To what extent did you draw on your own personal experiences for ‘Made In Britain’?

The town and my experience growing up there informed every page. The dialect, the vernacular and turns of phrase – they all come from very real situations, or my dad going off on one about the state of the place. A lot of what Hayley’s dad says comes straight from my dad. As for the plot – the stories that drive the book along – that’s all made up. There is no Charlie, no Russell, no Hayley. But they’re everywhere in towns like Burnley.

Your publisher, Quartet Books, has adopted an interesting tactic – sell the e-book for £1.99 immediately prior to the paperback’s release. It strikes me as an ingenious plan, especially in a climate where many of the so-called major publishers seem to be running scared of the so-called ‘e-book revolution’. Do its opportunities excite you?

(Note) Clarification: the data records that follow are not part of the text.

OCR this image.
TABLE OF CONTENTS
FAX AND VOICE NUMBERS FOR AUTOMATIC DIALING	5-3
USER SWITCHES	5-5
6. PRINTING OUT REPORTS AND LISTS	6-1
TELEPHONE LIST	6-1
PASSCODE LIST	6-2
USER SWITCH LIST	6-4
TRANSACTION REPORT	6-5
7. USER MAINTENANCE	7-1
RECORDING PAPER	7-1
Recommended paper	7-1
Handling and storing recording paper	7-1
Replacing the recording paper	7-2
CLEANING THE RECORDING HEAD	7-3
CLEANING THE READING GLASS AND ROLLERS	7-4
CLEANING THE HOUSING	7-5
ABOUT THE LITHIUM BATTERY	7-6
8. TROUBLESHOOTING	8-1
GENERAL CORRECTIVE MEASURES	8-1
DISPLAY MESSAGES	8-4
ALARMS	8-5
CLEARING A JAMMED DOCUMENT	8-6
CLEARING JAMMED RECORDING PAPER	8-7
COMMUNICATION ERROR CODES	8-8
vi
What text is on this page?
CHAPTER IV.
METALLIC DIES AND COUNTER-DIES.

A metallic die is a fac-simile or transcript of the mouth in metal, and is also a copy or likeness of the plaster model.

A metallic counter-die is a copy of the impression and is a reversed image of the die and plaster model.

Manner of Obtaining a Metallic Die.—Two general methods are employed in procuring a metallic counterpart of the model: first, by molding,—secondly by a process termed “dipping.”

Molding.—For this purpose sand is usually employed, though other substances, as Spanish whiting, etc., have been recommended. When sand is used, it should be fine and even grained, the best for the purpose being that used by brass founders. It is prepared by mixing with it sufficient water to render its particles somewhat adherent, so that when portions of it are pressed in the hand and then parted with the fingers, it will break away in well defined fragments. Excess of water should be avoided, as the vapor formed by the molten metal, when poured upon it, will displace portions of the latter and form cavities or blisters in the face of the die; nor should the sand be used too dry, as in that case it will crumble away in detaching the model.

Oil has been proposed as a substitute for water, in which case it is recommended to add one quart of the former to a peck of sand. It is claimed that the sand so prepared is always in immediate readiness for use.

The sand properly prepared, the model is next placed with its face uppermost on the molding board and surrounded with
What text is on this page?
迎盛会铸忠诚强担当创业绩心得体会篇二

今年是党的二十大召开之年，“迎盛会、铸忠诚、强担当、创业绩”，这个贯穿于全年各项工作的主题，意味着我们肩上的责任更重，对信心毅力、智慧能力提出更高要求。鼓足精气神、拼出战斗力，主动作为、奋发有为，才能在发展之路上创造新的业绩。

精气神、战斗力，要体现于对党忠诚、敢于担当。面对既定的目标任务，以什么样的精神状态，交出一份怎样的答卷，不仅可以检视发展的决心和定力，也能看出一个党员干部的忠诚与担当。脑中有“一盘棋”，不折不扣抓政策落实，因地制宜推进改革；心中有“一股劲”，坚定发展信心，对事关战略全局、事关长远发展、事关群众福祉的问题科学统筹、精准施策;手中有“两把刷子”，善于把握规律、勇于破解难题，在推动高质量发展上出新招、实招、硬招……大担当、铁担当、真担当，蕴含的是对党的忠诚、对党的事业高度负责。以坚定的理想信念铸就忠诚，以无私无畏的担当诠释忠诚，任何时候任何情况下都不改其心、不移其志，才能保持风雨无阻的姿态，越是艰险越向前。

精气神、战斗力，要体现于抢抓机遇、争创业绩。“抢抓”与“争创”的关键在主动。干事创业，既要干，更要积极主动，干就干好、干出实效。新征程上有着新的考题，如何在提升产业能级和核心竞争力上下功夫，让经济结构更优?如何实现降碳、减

I’m not excited about the prospect of a market flooded with shite, or the prospect of print one day being niche. I am excited about the prospect of people being able to quickly download and read a short book like mine, tell their friends – share it, even – and for a fairly nothing amount of money. How publishers monetise that is a separate issue. As an author, I just want people to read my work – but I also want to live off it, too.

I ought to ask, have you got an opinion on this year’s Booker Prize shortlist?

No!

What have you liked recently, and what are you working on now?

I’m working on a third book – a non-fiction title for Zer0 Books on the surrealist writer and artist Claude Cahun. Recently I’ve liked anything and everything about Claude Cahun. I’ve no time for anything else.